The measurement of wildlife include the presence of species, the count the survival rate, and the biomass. The general species model include stand level metrics, landscape metrics with imagery, features with GIS layers, and then the fieldwork. The goal is to develop a number of plausible models, that are continually updated, and then compared.
Lidar has been helping a great deal at the forest level, with data that can’t be quantified in other ways. The lidar point cloud is subtracted from the digital elevation model for a canopy height model, with removal of buildings and other vertical structures. The details on variability are then put into different height bins for canopy, with vertical profiles for different forests. There are fifty different explanatory variables for forests that are then used to predict the species abundance. Models are applied to the landscape, with adaptive models that monitor and model water flows and other variables, to understand the impact of change.
The USGS has flown lidar in Maine for woodcock habitat.
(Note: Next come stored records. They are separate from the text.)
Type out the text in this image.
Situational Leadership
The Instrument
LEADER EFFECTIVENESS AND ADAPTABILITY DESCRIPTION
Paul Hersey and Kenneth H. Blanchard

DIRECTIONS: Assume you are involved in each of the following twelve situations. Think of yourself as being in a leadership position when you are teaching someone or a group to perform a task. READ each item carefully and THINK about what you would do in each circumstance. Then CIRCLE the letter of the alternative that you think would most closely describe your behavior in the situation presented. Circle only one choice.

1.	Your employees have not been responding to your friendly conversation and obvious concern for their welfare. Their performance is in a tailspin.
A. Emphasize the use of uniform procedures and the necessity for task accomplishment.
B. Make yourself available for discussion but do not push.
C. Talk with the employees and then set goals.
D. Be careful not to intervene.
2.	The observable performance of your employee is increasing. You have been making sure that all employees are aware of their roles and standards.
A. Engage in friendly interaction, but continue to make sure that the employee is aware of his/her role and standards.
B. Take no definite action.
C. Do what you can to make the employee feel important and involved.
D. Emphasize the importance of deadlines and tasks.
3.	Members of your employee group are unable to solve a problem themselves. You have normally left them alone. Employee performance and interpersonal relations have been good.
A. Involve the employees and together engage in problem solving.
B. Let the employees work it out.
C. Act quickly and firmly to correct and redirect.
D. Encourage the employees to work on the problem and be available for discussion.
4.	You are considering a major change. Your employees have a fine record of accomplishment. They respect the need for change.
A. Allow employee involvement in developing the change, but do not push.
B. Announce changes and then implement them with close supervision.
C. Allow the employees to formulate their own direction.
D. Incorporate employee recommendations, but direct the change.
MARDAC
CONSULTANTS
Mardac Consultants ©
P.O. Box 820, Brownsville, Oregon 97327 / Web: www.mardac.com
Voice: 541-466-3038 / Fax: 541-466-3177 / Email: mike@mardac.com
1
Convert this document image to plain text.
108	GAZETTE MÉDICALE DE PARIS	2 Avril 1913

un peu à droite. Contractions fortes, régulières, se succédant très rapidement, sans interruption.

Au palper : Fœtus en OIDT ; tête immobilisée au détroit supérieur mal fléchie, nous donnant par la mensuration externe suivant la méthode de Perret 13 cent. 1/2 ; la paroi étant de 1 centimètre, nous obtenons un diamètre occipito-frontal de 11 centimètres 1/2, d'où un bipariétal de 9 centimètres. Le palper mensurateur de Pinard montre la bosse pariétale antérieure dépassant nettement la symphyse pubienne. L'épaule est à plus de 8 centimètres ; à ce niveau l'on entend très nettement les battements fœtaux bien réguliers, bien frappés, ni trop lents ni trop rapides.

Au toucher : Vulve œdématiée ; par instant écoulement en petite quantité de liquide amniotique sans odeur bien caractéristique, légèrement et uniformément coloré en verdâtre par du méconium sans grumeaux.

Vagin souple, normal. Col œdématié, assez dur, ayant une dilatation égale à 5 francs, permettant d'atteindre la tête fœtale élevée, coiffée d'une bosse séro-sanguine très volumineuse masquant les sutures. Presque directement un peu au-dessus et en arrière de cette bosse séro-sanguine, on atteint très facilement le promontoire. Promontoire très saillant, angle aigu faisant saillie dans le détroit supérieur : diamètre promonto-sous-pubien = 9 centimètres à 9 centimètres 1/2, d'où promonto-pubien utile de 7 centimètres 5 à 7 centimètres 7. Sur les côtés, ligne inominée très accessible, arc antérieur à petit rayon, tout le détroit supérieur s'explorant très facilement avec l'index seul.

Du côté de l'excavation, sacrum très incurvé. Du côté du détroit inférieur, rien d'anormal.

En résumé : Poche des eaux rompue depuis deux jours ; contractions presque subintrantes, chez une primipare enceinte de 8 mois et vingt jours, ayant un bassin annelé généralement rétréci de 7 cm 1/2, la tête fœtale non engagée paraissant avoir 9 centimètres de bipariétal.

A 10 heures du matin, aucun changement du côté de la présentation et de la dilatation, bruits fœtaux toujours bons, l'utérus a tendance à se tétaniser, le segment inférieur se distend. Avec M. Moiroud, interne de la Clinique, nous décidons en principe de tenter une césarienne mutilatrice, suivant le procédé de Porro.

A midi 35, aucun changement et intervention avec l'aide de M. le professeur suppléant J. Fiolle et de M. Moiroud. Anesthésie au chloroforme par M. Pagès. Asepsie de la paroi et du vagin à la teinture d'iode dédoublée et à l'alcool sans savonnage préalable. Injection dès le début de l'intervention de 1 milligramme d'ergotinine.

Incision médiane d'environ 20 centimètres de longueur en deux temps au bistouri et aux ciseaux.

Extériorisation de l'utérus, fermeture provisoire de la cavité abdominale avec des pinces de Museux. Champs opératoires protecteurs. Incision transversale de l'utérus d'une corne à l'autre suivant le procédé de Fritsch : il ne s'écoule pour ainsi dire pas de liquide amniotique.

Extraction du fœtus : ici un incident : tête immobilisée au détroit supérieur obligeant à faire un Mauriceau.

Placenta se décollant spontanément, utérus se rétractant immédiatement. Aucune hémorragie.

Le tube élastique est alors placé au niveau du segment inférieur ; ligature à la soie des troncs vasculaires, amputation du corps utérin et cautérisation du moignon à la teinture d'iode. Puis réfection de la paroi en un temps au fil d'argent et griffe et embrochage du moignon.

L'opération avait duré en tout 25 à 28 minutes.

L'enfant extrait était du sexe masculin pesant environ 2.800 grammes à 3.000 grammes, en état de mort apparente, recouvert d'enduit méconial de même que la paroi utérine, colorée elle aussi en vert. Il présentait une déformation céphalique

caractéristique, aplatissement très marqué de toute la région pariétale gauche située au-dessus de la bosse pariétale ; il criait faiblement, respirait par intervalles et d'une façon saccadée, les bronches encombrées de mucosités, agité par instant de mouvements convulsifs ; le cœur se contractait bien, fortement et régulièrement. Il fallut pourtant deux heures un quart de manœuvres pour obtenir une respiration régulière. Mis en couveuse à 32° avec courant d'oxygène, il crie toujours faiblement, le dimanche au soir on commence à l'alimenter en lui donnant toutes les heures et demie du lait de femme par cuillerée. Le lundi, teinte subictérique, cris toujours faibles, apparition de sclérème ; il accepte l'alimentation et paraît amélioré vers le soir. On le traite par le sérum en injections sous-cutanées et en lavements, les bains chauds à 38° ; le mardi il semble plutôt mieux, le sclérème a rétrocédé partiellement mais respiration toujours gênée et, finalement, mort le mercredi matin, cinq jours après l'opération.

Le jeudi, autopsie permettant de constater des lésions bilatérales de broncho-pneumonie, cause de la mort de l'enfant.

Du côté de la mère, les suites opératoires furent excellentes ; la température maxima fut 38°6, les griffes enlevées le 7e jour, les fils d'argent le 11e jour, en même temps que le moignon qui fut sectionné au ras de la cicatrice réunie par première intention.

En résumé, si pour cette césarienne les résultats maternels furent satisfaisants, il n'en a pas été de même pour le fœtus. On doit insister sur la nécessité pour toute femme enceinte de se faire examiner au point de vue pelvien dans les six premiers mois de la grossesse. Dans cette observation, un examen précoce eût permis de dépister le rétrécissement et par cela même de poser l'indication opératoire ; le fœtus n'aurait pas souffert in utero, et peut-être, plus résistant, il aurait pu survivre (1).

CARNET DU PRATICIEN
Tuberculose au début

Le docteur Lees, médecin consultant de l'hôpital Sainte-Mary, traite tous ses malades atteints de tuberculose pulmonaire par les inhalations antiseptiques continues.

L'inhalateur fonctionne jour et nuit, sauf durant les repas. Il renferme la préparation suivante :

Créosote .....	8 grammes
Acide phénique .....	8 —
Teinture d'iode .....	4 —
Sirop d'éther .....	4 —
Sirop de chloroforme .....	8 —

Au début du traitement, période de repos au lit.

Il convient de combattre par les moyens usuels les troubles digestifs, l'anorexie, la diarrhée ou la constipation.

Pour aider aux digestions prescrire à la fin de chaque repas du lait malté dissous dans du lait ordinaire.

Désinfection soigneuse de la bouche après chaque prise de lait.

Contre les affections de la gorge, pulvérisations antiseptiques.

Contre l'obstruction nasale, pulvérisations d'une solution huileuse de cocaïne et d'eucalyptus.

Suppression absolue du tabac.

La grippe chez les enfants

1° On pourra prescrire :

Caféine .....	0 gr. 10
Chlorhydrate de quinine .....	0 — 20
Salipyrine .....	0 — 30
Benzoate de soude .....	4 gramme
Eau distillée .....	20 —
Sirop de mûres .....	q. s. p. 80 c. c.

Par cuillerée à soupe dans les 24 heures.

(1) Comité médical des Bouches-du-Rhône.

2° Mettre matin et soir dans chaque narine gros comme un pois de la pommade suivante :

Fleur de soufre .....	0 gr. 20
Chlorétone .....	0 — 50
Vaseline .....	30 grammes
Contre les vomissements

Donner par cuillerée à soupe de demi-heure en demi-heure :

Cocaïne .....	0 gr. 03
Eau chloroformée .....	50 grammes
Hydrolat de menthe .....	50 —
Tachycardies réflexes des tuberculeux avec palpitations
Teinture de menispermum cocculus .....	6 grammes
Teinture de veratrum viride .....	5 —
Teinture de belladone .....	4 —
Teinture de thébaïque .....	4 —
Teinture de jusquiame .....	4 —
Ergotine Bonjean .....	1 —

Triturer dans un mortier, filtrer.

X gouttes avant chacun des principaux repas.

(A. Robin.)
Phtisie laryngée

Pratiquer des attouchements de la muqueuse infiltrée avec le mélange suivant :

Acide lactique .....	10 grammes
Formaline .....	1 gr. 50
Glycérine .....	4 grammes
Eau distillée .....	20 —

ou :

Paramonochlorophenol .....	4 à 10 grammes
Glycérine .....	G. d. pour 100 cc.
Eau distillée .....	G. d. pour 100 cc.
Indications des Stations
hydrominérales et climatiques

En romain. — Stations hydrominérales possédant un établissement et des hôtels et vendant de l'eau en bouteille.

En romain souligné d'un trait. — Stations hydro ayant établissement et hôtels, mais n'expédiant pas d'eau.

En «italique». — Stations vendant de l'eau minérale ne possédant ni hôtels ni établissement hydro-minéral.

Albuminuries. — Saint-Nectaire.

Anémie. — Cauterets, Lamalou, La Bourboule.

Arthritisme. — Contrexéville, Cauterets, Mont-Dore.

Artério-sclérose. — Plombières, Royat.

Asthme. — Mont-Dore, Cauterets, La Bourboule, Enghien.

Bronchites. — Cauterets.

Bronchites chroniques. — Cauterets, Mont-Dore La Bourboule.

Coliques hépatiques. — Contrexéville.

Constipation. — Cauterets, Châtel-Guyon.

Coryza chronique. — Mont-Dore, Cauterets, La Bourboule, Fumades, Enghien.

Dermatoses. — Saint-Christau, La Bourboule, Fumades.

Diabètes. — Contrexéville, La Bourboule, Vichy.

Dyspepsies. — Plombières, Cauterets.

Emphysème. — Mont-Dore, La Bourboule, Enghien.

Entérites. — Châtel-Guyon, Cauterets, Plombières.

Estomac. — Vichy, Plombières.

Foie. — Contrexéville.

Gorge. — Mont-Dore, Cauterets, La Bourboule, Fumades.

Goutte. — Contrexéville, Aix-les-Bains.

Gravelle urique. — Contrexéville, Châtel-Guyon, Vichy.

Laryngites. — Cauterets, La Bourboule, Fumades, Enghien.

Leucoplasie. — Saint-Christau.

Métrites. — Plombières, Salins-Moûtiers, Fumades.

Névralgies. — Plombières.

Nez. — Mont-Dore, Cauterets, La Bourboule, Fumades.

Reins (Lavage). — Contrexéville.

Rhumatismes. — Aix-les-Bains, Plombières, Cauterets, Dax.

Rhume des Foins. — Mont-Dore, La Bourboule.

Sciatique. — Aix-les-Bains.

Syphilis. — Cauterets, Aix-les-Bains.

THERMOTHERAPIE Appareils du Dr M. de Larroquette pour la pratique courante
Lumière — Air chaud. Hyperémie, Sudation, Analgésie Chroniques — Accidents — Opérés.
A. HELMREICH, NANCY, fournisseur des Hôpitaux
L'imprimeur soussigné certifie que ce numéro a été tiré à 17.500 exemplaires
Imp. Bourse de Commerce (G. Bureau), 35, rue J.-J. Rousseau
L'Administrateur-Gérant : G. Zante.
In Nebraska the USGS is using lidar to quantify the habitat along the South Platte River, which is ideal habitat for Sandhill Cranes. Not only is the lidar used for habitat assessment, but it’s also being considered as a means to count the cranes. In Wyoming the USGS is using lidar for sagebrush habitat, where different species require different heights of brush. In Nevada, the USGS are mapping streams for spawning habitat of cutthroat trout, understanding good shading areas. The changes within all of these habitats are being closely monitored to understand ongoing impacts.
Overall the event provided a good overview of the exploding use of LIDAR collection, processing, visualization and analysis. Lidar is rapidly gaining favor over traditional photogrammetry and other applications, but there are still plenty of technological hurdles that need to be overcome in order to spur wider adoption.